Au stade où je suis rendue dans ma grossesse, je devrais nettement sentir les mouvements du fœtus au moins 10 fois par jour, me dit-elle. Ben là... j'allais pas commencer à comptabiliser les petits coups du bébé et tenir un livre de comptes à ce sujet (me dis-je tout bas). Mais mon docteur semblait prendre ceci comme un problème autrement plus sérieux. Elle sort alors un petit bloc de formulaires roses, griffonne mon nom, signe en bas du petit papier cartonné et me le tend : Appelez là dès que possible, vous allez passer un N.S.T test (Non Stress Test) et ils me communiqueront les résultats.
Le Pavillon Hayes est attenant à la St-Mary's Hospital où je devrais normalement accoucher. Le bâtiment paraît cependant plus ancien et plus majestueux avec ses immenses colonnes à l'entrée, le plafond démesurément haut du hall, du marbre à maints endroits dans les couloirs et de fines boiseries dans les escaliers et autour des fenêtres. La Clinique des Femmes se situe au sous-sol, c'est ici que l'on fait passer le Non-Stress Test, auquel j'ai été invitée à me rendre IMMÉDIATEMENT. Je n'en croyais pas mes oreilles quand le lendemain de ma visite de chez le médecin j'ai appelé au numéro recommandé, l'infirmière me dit de venir tout de suite ! J'ai rarement obtenu un rendez-vous immédiat pour une consultation médicale, même en allant aux Urgences.
Le Non-Stress Test est en fait une résonnance magnétique associée à un électrocardiogramme du cœur fœtal. C'est le même dispositif qui est utilisé en salle d'accouchement tout au long du travail pour déterminer si le fœtus ne serait pas en détresse, ce qui nécessiterait une intervention médicale immédiate en salle d'opération pour le délivrer.

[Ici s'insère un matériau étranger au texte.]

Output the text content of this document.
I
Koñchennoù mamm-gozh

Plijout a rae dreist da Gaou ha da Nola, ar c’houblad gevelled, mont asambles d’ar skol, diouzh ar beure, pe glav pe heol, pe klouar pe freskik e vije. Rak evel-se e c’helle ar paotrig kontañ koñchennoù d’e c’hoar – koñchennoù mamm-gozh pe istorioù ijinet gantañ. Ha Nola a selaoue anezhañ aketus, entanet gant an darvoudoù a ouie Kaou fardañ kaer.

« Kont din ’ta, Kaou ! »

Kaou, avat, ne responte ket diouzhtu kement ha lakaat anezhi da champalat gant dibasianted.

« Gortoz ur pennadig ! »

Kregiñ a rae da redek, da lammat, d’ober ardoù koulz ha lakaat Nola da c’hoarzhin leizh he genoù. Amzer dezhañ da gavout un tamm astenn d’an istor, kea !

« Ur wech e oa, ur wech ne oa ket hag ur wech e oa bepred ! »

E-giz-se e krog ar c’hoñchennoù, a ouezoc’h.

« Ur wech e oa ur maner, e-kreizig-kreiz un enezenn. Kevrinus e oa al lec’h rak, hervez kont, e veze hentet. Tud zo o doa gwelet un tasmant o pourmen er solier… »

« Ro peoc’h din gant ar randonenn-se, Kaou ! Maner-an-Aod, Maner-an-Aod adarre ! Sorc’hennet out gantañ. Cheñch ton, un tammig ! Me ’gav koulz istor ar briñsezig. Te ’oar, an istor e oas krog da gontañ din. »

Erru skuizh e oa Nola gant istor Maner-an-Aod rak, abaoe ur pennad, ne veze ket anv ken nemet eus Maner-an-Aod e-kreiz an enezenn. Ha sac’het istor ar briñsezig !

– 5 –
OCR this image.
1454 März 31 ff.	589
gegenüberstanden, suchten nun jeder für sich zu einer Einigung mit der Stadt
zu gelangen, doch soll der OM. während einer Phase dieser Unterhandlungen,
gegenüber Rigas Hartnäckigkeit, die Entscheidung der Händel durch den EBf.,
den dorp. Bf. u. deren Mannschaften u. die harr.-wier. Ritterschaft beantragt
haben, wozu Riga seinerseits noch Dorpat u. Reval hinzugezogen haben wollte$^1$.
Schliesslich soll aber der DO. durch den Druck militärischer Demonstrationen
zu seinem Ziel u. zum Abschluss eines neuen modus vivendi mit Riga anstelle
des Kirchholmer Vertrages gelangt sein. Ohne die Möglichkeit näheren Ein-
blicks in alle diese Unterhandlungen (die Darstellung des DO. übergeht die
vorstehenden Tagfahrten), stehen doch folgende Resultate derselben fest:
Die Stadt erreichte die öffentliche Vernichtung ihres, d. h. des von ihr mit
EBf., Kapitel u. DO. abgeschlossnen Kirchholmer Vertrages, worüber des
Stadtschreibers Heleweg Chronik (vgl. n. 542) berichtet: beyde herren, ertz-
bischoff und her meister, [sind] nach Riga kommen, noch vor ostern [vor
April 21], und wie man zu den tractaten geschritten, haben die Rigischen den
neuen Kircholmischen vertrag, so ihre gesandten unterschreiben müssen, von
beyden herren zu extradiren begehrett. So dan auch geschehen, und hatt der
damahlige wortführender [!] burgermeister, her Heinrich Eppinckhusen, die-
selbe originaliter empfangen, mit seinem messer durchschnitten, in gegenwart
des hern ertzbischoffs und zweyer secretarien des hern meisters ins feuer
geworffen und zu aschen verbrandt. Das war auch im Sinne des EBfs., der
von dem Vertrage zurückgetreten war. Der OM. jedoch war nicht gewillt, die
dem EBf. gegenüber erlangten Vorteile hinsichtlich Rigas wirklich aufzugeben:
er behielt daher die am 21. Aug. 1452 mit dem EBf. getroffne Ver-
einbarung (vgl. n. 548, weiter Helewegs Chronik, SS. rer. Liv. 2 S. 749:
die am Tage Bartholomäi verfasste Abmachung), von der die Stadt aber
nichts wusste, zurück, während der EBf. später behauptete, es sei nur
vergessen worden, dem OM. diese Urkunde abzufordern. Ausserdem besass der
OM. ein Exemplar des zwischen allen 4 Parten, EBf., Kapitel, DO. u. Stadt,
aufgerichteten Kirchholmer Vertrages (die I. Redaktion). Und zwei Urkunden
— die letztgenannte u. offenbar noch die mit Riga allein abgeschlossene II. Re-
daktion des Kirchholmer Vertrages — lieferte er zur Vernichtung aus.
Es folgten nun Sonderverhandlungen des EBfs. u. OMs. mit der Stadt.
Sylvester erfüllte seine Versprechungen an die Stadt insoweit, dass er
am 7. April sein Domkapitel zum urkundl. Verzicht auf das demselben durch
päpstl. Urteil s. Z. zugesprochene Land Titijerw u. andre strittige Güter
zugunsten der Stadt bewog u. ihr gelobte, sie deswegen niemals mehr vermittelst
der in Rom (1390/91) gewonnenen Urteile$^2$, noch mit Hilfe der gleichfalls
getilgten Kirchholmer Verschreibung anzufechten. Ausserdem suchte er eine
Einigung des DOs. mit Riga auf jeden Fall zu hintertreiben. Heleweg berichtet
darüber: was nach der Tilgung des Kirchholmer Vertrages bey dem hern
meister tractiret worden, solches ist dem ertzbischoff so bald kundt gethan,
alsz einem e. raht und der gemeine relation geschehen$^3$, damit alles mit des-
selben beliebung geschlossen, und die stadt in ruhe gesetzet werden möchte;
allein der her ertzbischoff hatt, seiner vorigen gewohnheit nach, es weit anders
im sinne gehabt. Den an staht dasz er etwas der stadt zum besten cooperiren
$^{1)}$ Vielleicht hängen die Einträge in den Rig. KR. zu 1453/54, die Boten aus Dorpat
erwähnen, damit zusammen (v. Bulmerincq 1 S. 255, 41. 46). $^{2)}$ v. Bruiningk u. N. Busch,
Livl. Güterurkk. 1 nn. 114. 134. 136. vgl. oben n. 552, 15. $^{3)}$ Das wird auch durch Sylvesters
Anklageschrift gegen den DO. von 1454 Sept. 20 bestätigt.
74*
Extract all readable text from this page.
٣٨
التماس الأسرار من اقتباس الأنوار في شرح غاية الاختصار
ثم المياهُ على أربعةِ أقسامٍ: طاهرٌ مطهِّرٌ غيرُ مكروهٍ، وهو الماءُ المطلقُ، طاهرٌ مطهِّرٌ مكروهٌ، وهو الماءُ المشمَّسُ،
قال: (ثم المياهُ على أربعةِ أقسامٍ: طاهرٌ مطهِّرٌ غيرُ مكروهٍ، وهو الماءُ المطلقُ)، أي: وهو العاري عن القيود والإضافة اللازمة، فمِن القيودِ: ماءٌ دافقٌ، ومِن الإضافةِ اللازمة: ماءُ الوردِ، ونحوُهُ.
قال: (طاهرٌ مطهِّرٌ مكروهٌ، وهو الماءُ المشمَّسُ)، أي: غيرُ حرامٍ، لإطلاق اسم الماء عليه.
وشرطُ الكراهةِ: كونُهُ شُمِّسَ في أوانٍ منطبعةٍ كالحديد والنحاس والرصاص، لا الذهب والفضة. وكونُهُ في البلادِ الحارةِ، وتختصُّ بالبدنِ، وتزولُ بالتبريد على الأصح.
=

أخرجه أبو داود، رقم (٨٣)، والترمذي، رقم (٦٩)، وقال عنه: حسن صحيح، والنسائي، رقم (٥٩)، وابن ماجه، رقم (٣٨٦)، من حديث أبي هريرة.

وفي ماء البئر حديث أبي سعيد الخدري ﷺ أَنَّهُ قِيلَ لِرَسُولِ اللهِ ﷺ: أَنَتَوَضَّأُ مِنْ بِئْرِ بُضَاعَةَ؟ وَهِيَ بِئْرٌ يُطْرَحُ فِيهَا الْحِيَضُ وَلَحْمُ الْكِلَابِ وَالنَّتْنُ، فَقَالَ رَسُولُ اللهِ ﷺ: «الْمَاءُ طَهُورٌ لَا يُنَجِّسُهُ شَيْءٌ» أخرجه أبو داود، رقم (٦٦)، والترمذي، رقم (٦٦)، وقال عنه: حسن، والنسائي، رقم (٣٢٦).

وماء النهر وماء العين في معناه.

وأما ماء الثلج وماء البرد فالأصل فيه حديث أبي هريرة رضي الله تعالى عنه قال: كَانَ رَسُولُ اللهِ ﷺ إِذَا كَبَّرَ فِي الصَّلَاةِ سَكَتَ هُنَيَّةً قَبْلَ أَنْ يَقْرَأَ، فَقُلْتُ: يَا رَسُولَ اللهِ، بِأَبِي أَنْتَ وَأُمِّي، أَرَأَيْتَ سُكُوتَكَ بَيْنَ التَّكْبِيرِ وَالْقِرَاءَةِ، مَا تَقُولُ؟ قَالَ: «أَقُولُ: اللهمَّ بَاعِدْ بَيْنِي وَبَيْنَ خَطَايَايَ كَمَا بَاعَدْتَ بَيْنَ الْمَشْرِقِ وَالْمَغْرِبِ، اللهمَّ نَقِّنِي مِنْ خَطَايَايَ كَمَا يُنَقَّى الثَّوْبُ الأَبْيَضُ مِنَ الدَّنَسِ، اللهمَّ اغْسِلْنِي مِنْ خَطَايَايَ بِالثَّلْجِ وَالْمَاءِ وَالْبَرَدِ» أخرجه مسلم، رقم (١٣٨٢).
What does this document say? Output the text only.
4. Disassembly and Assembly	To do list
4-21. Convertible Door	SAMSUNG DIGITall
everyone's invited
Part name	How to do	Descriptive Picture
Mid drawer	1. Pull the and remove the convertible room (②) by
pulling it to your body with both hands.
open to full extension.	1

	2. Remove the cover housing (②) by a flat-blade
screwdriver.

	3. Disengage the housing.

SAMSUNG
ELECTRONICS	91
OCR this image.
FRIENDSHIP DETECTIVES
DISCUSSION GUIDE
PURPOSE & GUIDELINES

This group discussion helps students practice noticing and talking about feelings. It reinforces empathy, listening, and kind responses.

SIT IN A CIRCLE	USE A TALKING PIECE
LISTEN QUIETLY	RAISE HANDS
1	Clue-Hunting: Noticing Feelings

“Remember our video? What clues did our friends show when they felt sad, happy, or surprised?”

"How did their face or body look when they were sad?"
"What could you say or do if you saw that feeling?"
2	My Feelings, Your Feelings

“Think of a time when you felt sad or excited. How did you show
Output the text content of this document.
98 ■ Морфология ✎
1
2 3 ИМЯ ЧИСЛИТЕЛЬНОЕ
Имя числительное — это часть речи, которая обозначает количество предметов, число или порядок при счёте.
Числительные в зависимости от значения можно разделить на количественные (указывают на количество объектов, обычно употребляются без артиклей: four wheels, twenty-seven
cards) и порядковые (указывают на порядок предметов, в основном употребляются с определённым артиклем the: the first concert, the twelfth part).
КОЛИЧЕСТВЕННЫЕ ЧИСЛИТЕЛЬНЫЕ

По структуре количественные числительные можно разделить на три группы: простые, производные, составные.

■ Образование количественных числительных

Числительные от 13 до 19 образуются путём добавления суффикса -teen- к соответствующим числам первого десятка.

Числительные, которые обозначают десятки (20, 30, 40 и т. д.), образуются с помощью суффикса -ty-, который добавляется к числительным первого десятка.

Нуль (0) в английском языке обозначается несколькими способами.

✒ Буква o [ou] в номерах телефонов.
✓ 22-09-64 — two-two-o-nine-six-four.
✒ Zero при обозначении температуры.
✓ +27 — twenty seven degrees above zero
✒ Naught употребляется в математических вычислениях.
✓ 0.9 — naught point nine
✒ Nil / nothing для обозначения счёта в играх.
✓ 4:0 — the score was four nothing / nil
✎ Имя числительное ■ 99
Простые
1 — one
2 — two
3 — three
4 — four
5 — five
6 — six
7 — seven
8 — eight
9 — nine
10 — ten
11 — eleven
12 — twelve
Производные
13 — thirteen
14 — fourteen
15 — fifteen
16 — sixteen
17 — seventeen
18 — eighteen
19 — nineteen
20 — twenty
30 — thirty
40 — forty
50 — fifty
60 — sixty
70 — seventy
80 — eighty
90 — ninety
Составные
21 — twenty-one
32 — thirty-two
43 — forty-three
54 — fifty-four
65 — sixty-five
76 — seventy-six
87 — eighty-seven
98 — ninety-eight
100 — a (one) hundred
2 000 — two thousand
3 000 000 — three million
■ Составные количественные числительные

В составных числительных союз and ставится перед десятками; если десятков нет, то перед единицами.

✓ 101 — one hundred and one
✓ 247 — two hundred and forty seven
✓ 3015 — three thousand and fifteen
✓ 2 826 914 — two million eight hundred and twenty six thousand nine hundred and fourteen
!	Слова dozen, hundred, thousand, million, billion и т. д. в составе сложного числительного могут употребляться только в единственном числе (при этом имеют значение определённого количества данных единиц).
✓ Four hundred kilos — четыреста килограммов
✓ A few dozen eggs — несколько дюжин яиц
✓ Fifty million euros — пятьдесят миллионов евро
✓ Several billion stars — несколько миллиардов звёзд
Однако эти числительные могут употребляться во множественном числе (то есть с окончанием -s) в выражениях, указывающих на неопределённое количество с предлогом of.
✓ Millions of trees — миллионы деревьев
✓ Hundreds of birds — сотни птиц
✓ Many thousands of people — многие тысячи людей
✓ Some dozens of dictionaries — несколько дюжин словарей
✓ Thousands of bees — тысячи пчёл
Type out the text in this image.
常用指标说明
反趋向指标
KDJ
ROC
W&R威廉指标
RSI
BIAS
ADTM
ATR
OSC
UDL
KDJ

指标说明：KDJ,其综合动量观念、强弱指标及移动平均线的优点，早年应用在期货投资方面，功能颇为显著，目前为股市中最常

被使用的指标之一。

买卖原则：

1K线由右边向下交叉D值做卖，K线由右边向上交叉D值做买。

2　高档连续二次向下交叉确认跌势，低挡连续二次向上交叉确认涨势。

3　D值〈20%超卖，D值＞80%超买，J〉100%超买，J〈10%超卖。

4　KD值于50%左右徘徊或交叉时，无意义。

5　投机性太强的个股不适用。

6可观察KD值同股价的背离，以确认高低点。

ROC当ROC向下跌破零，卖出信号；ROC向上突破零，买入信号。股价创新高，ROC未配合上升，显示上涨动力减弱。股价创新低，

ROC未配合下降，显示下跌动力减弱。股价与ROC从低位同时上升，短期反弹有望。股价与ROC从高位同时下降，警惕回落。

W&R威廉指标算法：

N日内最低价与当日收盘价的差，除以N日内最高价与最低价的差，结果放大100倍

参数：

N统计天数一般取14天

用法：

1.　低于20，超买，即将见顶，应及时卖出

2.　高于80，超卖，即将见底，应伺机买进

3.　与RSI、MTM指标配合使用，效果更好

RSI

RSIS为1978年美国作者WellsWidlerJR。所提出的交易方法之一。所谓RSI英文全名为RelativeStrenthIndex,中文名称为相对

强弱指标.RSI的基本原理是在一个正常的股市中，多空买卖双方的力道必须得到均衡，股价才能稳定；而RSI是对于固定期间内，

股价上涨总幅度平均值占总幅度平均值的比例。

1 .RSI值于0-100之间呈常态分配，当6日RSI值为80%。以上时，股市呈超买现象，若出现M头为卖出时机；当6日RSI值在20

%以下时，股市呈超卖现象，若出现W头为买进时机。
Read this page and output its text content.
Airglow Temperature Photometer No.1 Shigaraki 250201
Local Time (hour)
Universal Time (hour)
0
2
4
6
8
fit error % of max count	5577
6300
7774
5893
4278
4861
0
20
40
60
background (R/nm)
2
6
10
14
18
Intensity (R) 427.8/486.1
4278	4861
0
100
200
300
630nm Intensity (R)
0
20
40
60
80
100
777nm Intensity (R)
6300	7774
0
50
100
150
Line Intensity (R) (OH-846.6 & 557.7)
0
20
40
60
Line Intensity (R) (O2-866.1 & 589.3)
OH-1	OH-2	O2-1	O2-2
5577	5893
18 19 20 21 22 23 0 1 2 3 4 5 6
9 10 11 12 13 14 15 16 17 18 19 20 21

La dite infirmière m'installa donc confortablement dans un fauteuil style chaise longue avec un gros repose pied, tira tous les rideaux et fit passer deux genres d'élastiques larges autour de mon ventre. Puis elle place un petit boitier noir associé à une petite ventouse directement posée sur ma peau. Sur l'autre élastique, un fil est relié à un crayon magnétique qu'elle me met entre les doigts "Tu appuies dessus chaque fois que tu sens le bébé bouger". Le tout est relié à une machine semblable à une de ces vieilles imprimantes à aiguilles dans le temps. Quand tout est en place, elle démarre l'engin et, comme un écho venant du lointain, les battements du cœur de mon enfant encore en gestation emplirent la pièce. Ils étaient entrecoupés de bruits comme un froissement de papier, ce qui correspondait aux mouvements du bébé que je percevais à peine par moment. Et en fait, là résidait toute la question. Ou plutôt la réponse à la question : bébé bougeait tout à fait normalement mais je ne le sentais pas,... je ne le sentais plus.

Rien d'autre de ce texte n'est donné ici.